By then the group was drawing public attention, as well as a visit in May 1938 by General Henry A. “Hap” Arnold, Chief of the Army Air Corps. With war looming, Arnold had become intrigued by the promise of rocketry—especially the potential for “Jet-Assisted-Take-Off” units that could greatly shorten take-offs for heavily loaded warplanes. From Arnold’s visit sprung a $10,000 Air Corps contract to develop JATOs.

The “suicide squad” also got an official name. The Guggenheim Aeronautical Laboratory, California Institute of Technology (GALCIT) was established to undertake the fundamental research that finally culminated in America’s first successful JATO flights, late in the summer of 1941. Von Kármán and his team attached several 50-pound-thrust, solid-fuel GALCIT JATOs to a light Ercoupe monoplane flown by Army Captain Homer Boushey, and made several successful test runs. For the last run, on August 23, they removed the propeller, attached six JATOs under the wings, and Boushey was thrust into the air for a short (though memorable) flight as the first American to fly by rocket power alone.

By that time Malina, Parsons, and others had begun looking at liquid-fuel JATOs, which were potentially more powerful and controllable. In early February, 1942, their team made another tremendous breakthrough. They discovered that aniline fuel, when paired with red fuming nitric acid (RFNA) as the oxidizer (which provides the oxygen for combustion) was a “hypergolic” combination; they ignited spontaneously upon contact. That immediately did away with the need for a complicated ignition system. And the burning of the fuel was absolutely steady.  In effect, the acid/aniline combination was the first successful storable rocket propellant, a key invention in the history of rocketry.

“Our JATO rockets had been so promising,” von Kármán later recalled, that even before the first test of the liquid-fuel version (on a Douglas A-20 Havoc light bomber), Malina “came up with an interesting proposal: Why not set up a business to sell JATO units to the armed services?”

Initial reactions to the idea were lukewarm. Some felt it was premature, while others thought it too risky a business. Von Kármán paid no attention to the naysayers and asked his friend Andrew Haley, a lawyer in Washington, D.C., for advice on how to set up such a business.

They also needed a name. Von Kármán first thought of calling the company Superpower, but that sounded too much like Superman. Finally, Malina and Haley came up with Aerojet, which everyone approved.
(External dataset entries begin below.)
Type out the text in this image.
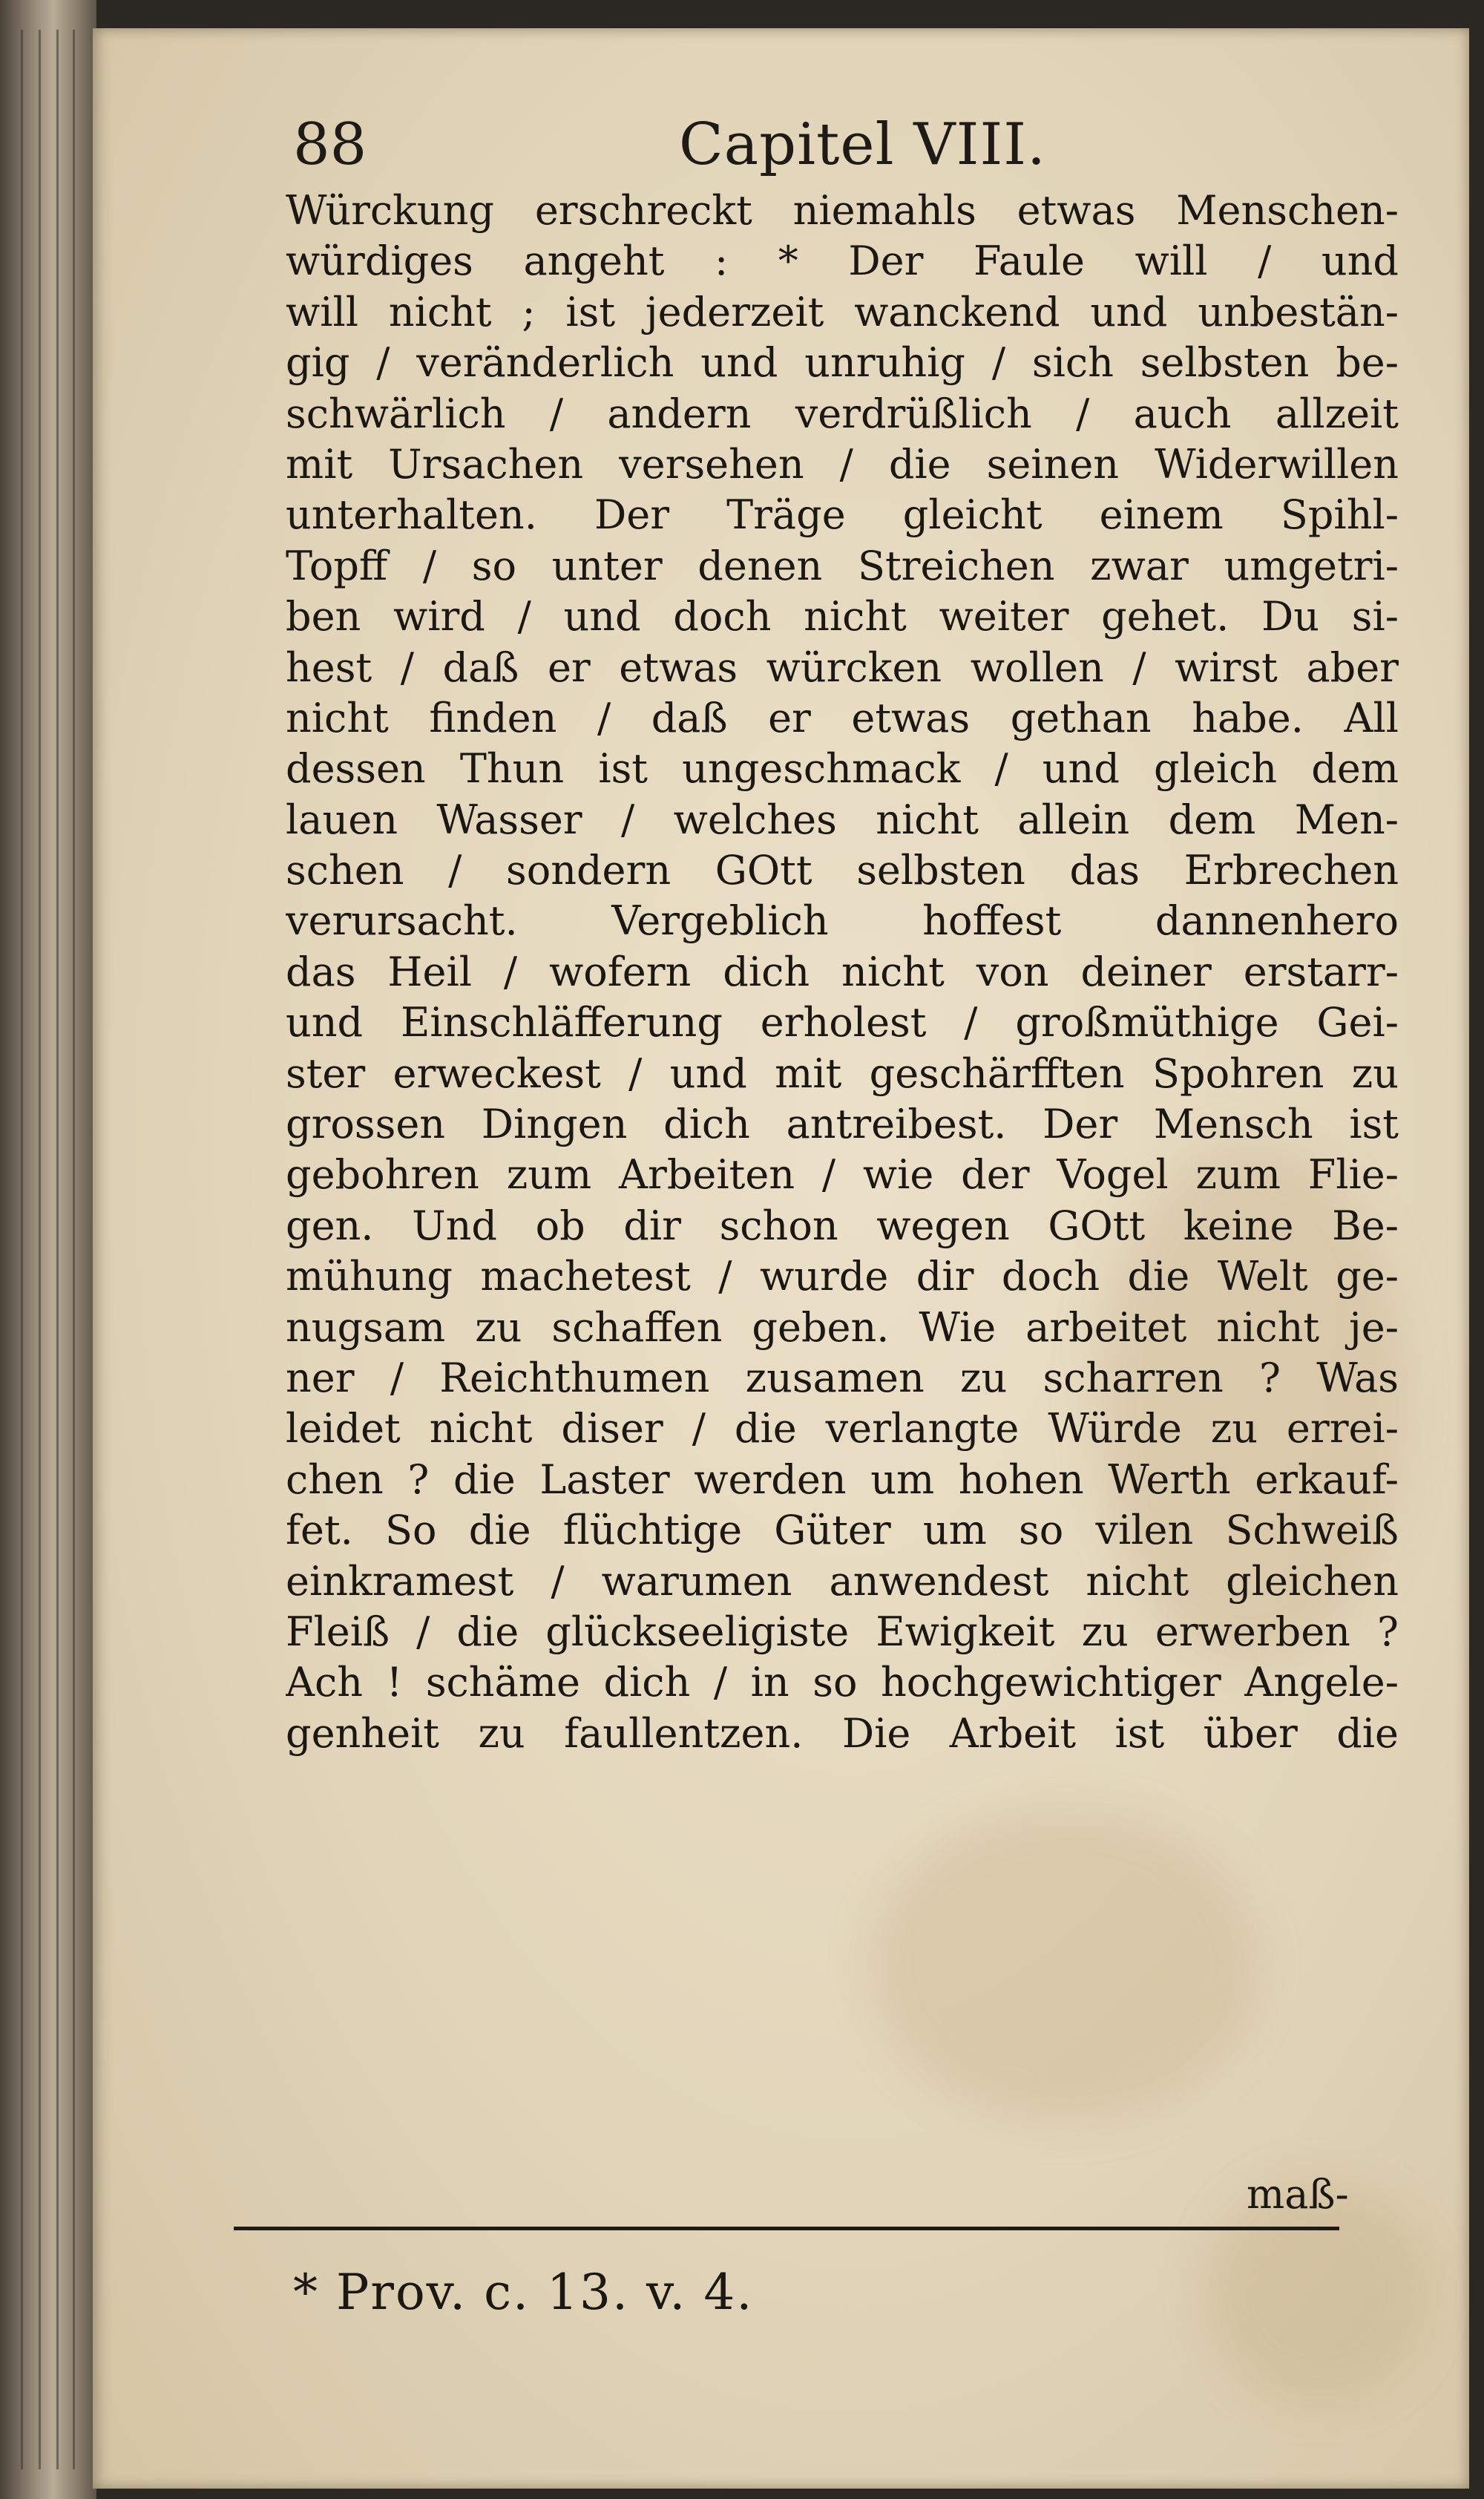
88	Capitel VIII.
Würckung erschreckt niemahls etwas Menschen-
würdiges angeht : * Der Faule will / und
will nicht ; ist jederzeit wanckend und unbestän-
gig / veränderlich und unruhig / sich selbsten be-
schwärlich / andern verdrüßlich / auch allzeit
mit Ursachen versehen / die seinen Widerwillen
unterhalten. Der Träge gleicht einem Spihl-
Topff / so unter denen Streichen zwar umgetri-
ben wird / und doch nicht weiter gehet. Du si-
hest / daß er etwas würcken wollen / wirst aber
nicht finden / daß er etwas gethan habe. All
dessen Thun ist ungeschmack / und gleich dem
lauen Wasser / welches nicht allein dem Men-
schen / sondern GOtt selbsten das Erbrechen
verursacht. Vergeblich hoffest dannenhero
das Heil / wofern dich nicht von deiner erstarr-
und Einschläfferung erholest / großmüthige Gei-
ster erweckest / und mit geschärfften Spohren zu
grossen Dingen dich antreibest. Der Mensch ist
gebohren zum Arbeiten / wie der Vogel zum Flie-
gen. Und ob dir schon wegen GOtt keine Be-
mühung machetest / wurde dir doch die Welt ge-
nugsam zu schaffen geben. Wie arbeitet nicht je-
ner / Reichthumen zusamen zu scharren ? Was
leidet nicht diser / die verlangte Würde zu errei-
chen ? die Laster werden um hohen Werth erkauf-
fet. So die flüchtige Güter um so vilen Schweiß
einkramest / warumen anwendest nicht gleichen
Fleiß / die glückseeligiste Ewigkeit zu erwerben ?
Ach ! schäme dich / in so hochgewichtiger Angele-
genheit zu faullentzen. Die Arbeit ist über die
maß-
* Prov. c. 13. v. 4.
And so, on March 19, 1942, the Aerojet Engineering Corporation was incorporated. It was only the second rocket company in U.S. history, coming three months after the creation of Reaction Motors, Inc. in New Jersey. Von Kármán was named Aerojet’s president, Malina treasurer, and Haley secretary. Parsons and Foreman became vice presidents. Offices were soon opened on East Colorado Street in Pasadena, in a room formerly occupied by the Vita Juice Dispenser Company.
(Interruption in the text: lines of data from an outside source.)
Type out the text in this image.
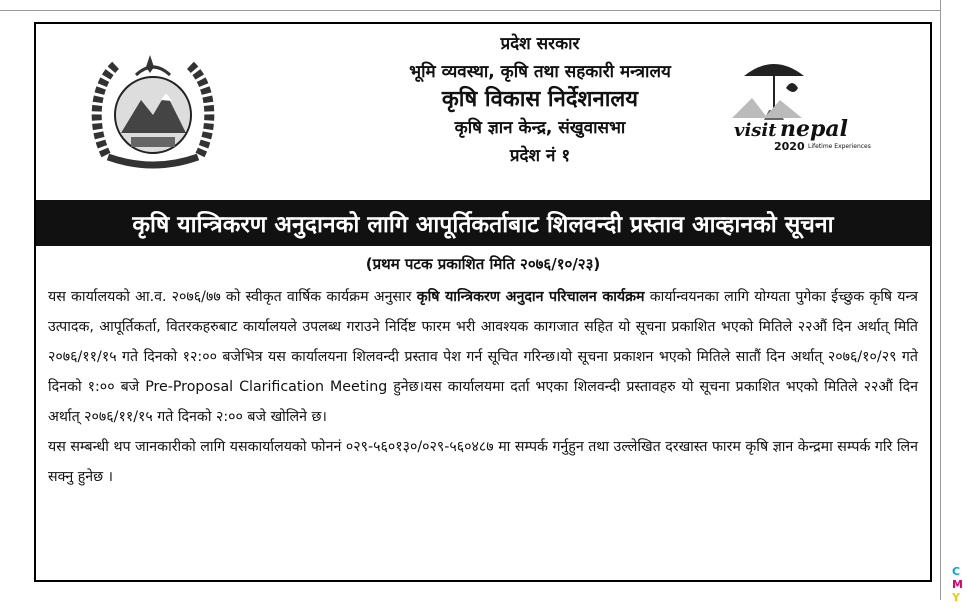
visit nepal
2020 Lifetime Experiences
प्रदेश सरकार
भूमि व्यवस्था, कृषि तथा सहकारी मन्त्रालय
कृषि विकास निर्देशनालय
कृषि ज्ञान केन्द्र, संखुवासभा
प्रदेश नं १
कृषि यान्त्रिकरण अनुदानको लागि आपूर्तिकर्ताबाट शिलवन्दी प्रस्ताव आव्हानको सूचना
(प्रथम पटक प्रकाशित मिति २०७६/१०/२३)

यस कार्यालयको आ.व. २०७६/७७ को स्वीकृत वार्षिक कार्यक्रम अनुसार कृषि यान्त्रिकरण अनुदान परिचालन कार्यक्रम कार्यान्वयनका लागि योग्यता पुगेका ईच्छुक कृषि यन्त्र उत्पादक, आपूर्तिकर्ता, वितरकहरुबाट कार्यालयले उपलब्ध गराउने निर्दिष्ट फारम भरी आवश्यक कागजात सहित यो सूचना प्रकाशित भएको मितिले २२औं दिन अर्थात् मिति २०७६/११/१५ गते दिनको १२:०० बजेभित्र यस कार्यालयना शिलवन्दी प्रस्ताव पेश गर्न सूचित गरिन्छ।यो सूचना प्रकाशन भएको मितिले सातौं दिन अर्थात् २०७६/१०/२९ गते दिनको १:०० बजे Pre-Proposal Clarification Meeting हुनेछ।यस कार्यालयमा दर्ता भएका शिलवन्दी प्रस्तावहरु यो सूचना प्रकाशित भएको मितिले २२औं दिन अर्थात् २०७६/११/१५ गते दिनको २:०० बजे खोलिने छ।

यस सम्बन्धी थप जानकारीको लागि यसकार्यालयको फोननं ०२९-५६०१३०/०२९-५६०४८७ मा सम्पर्क गर्नुहुन तथा उल्लेखित दरखास्त फारम कृषि ज्ञान केन्द्रमा सम्पर्क गरि लिन सक्नु हुनेछ ।

C
M
Y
Despite being the leading aerodynamics theoretician of the 20th century, von Kármán turned out to be no businessman. So Haley took over the presidency in August, and proved, as von Kármán later admitted, to be “an incredible administrator.” Under Haley’s leadership, Aerojet grew by leaps and bounds.
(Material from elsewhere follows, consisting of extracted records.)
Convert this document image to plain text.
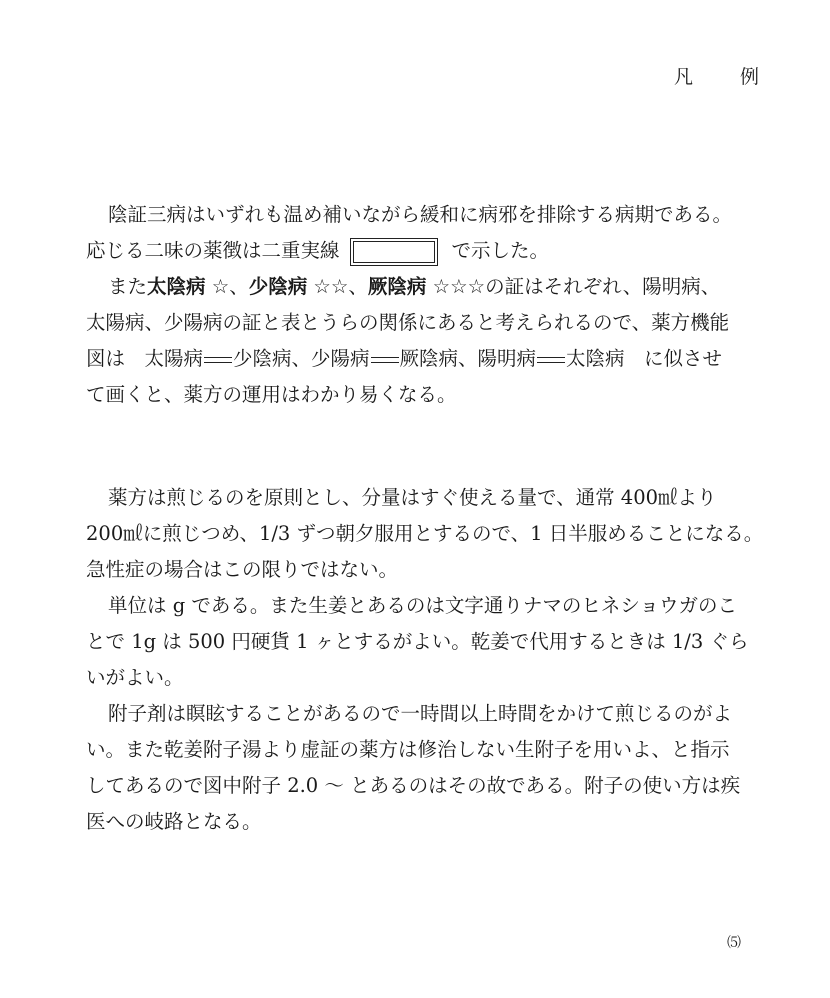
凡　例
陰証三病はいずれも温め補いながら緩和に病邪を排除する病期である。
応じる二味の薬徴は二重実線	で示した。
また太陰病 ☆、少陰病 ☆☆、厥陰病 ☆☆☆の証はそれぞれ、陽明病、
太陽病、少陽病の証と表とうらの関係にあると考えられるので、薬方機能
図は　太陽病 少陰病、少陽病 厥陰病、陽明病 太陰病　に似させ
て画くと、薬方の運用はわかり易くなる。
薬方は煎じるのを原則とし、分量はすぐ使える量で、通常 400㎖より
200㎖に煎じつめ、1/3 ずつ朝夕服用とするので、1 日半服めることになる。
急性症の場合はこの限りではない。
単位は g である。また生姜とあるのは文字通りナマのヒネショウガのこ
とで 1g は 500 円硬貨 1 ヶとするがよい。乾姜で代用するときは 1/3 ぐら
いがよい。
附子剤は瞑眩することがあるので一時間以上時間をかけて煎じるのがよ
い。また乾姜附子湯より虚証の薬方は修治しない生附子を用いよ、と指示
してあるので図中附子 2.0 ～ とあるのはその故である。附子の使い方は疾
医への岐路となる。
⑸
The company’s low-cost, high-performance solid-fuel JATOs were a phenomenal success. They were manufactured by the thousands for both military and civilian airplanes, including commercial airliners. Aerojet also became one of America’s leading pioneers in the development of both liquid- and solid-fuel rocket power plants for missiles, sounding rockets—notably the famous Aerobee series that was in service for almost 40 years—and even large launch vehicles like the Titan that boosted Gemini astronauts into orbit.

Ultimately, Aerojet, whose 75th anniversary we celebrate this month, got caught up in the wave of mergers that went through the aerospace industry starting in the 1990s. In 2013 it merged with Pratt & Whitney Rocketdyne, and today it’s known as Aerojet Rocketdyne.